Eleonora PEW | Hiskia Andika Weadcaksana
Selasa, 01 Maret 2022 | 20:47 WIB
Selain Kepadatan Penduduk, Pengamat Sebut Pemusatan Jadi Alasan Perlunya Pemindahan IKN
Desain Ibu Kota Negara (IKN) Nusantara, ibu kota negara baru (instagram.com/nyoman_nuarta)

SuaraJogja.id - Jakarta dianggap tidak lagi ideal sebagai Ibu Kota Negara (IKN) sehingga harus dipindah ke tempat lain. Sejauh ini Kalimantan Timur menjadi tempat yang sudah diproyeksikan sebagai IKN baru.

Namun sebenarnya persoalan apa yang kemudian mendasari Jakarta itu dianggap tidak layak sebagai IKN sehingga harus dipindahkan?

Ketua Departemen Politik dan Pemerintahan Fisipol UGM Abdul Gaffar Karim menyebut bahwa selain dari masalah kepadatan penduduk. Problema lain yang dihadapi Jakarta sehingga pemindahan IKN harus dilakukan adalah pemusatan.

"Bagi saya persoalan DKI yang menyebabkan ini menjadi rumit karena problema pemusatan. Ini persoalannya karena semua-semua berada di Jakarta," kata Gaffar dalam diskusi publik 'Pindah IKN di Mata Cendekiawan Jogja' secara daring, Selasa (1/3/2022).

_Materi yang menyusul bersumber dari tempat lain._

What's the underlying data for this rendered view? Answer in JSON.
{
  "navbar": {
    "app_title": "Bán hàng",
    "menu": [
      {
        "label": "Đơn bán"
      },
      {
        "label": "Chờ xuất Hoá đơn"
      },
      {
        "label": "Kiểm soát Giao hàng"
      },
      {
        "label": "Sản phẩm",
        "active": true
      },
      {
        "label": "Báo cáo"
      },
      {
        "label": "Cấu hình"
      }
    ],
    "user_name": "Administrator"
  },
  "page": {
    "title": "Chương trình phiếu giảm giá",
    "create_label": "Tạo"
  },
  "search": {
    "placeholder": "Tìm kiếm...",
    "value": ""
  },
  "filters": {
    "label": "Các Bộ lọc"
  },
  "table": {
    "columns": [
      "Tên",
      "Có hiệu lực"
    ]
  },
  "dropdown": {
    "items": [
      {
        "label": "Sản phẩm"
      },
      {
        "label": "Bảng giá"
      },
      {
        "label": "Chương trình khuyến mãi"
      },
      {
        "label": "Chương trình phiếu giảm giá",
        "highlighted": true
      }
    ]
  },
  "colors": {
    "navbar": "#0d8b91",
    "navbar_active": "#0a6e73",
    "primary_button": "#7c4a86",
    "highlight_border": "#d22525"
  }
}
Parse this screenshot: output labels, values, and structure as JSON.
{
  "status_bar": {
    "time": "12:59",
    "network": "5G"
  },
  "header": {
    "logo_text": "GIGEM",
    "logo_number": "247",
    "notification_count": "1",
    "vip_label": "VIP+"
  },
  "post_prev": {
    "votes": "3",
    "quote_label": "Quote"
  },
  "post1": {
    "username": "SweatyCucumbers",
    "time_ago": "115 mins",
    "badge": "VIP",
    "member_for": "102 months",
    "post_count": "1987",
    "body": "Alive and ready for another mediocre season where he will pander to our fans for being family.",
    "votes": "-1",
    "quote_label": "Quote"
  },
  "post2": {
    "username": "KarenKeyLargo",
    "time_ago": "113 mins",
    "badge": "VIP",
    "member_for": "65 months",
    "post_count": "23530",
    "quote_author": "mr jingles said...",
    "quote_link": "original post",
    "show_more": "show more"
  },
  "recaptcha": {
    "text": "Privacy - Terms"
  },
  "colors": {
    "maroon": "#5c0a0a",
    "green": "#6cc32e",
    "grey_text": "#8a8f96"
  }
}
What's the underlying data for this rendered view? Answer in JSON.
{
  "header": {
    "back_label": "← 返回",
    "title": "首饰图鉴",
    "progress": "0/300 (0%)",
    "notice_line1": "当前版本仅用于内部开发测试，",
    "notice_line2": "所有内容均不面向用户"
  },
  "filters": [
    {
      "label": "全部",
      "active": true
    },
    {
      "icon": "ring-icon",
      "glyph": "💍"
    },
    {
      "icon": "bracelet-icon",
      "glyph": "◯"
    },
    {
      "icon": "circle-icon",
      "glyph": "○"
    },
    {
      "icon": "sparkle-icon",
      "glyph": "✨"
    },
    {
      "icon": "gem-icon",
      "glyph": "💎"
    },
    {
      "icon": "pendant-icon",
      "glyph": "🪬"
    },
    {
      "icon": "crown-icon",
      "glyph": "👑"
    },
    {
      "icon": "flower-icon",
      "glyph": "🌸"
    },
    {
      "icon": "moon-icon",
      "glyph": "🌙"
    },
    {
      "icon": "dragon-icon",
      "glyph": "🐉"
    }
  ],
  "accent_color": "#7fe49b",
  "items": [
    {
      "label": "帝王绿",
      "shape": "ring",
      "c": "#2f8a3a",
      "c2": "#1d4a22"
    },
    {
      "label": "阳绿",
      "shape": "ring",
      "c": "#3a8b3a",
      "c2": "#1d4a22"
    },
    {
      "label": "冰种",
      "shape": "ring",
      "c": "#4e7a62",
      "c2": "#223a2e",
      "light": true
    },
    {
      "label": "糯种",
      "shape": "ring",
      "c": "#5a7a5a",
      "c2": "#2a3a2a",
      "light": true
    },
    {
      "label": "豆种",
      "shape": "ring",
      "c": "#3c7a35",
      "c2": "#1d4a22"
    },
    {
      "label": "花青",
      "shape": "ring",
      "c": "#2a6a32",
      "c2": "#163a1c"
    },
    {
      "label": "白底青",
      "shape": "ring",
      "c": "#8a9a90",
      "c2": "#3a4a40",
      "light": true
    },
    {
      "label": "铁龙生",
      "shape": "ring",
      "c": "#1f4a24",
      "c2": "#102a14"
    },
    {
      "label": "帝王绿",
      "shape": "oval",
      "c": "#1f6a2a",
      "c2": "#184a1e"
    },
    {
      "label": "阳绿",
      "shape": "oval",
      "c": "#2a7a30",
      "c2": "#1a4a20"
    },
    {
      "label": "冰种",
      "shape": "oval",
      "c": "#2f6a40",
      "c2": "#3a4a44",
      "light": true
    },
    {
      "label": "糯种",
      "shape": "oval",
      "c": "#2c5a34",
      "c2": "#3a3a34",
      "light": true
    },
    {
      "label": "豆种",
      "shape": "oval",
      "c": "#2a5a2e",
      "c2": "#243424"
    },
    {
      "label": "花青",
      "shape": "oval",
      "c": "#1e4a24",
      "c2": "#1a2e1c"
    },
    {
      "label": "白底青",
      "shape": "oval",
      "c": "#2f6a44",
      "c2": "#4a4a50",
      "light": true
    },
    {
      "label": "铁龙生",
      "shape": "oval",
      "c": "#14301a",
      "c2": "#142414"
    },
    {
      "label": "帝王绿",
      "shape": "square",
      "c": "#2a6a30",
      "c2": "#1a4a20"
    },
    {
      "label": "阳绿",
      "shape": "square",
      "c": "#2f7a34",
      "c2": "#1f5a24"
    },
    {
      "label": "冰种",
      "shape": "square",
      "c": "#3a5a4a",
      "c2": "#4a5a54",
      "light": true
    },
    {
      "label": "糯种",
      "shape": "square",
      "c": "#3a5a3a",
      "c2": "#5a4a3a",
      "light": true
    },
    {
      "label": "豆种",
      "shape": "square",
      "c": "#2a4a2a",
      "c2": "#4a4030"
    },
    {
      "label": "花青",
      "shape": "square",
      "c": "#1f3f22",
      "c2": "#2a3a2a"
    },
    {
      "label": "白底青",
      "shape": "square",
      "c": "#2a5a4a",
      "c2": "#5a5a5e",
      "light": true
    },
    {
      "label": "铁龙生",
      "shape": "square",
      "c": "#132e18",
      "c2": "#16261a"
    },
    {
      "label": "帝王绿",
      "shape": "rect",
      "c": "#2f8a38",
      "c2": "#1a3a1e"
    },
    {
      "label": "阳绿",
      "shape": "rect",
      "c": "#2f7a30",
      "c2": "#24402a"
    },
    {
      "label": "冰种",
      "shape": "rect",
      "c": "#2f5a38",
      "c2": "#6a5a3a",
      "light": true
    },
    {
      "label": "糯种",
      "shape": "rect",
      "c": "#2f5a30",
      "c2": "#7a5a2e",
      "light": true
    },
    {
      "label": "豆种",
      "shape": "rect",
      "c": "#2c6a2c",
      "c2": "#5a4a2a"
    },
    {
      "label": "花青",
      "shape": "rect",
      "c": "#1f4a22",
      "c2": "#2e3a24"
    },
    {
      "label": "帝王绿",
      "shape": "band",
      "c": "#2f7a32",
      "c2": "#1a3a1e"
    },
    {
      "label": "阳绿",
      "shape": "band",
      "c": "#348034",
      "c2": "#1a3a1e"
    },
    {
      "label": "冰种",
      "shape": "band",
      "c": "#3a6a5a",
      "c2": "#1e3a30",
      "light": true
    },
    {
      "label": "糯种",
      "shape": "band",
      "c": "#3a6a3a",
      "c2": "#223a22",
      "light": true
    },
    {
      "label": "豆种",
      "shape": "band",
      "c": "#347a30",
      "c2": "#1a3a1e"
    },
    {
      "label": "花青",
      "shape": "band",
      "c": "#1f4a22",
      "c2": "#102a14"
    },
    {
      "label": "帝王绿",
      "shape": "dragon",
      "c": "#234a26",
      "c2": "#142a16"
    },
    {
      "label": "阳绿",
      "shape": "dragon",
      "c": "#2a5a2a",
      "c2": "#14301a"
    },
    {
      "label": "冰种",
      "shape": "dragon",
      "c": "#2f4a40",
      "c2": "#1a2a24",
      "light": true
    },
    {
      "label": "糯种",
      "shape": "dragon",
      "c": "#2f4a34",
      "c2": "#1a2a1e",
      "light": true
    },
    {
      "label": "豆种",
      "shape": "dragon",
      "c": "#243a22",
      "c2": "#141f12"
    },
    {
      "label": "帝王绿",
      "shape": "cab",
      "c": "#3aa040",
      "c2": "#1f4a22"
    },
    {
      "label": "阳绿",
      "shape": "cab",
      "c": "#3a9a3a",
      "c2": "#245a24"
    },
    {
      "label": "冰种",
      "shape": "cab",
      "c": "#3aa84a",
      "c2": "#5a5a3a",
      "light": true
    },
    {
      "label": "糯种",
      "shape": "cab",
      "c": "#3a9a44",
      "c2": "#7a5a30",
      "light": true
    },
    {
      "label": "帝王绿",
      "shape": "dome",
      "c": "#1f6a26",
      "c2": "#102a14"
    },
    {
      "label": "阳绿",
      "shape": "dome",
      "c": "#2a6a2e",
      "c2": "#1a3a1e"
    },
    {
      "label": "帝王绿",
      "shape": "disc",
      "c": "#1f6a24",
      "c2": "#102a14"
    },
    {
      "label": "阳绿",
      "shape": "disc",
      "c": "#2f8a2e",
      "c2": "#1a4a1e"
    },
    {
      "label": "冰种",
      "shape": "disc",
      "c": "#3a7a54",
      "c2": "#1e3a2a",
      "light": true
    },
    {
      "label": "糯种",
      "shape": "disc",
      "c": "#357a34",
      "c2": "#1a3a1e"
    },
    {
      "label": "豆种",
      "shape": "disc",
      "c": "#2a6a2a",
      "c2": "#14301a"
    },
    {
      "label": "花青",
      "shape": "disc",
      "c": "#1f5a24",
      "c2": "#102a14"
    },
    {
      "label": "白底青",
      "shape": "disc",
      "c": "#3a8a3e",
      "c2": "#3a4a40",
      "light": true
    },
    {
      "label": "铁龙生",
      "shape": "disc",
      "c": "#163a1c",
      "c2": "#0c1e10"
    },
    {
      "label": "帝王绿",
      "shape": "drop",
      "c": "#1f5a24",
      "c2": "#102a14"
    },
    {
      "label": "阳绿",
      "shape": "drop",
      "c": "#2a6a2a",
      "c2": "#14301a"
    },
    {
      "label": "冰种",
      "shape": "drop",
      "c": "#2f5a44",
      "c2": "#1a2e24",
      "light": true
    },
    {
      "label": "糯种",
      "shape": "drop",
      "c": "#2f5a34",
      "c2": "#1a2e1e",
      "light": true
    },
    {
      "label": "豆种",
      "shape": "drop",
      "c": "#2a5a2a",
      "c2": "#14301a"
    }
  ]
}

Baca Juga:Ketua ICMI DIY Nilai Pemindahan IKN Harus Dilakukan: Tapi Tidak Sekarang

Gaffar merinci pemusatan itu dimulai dari pemerintahan yang memang ada di Jakarta, lalu ada sektor bisnis dan ekonomi yang juga berpusat di sana. Ditambah pula kebudayaan yang turut berpusat di Jakarta.

"Pendidikan juga maunya dipusatkan di Jakarta untung Jogja memegang erat-erat ini hak sebagai kota pendidikan, sehingga tidak pernah bisa diambil oleh Jakarta, kita tetap menjadi kota pendidikan," ucapnya.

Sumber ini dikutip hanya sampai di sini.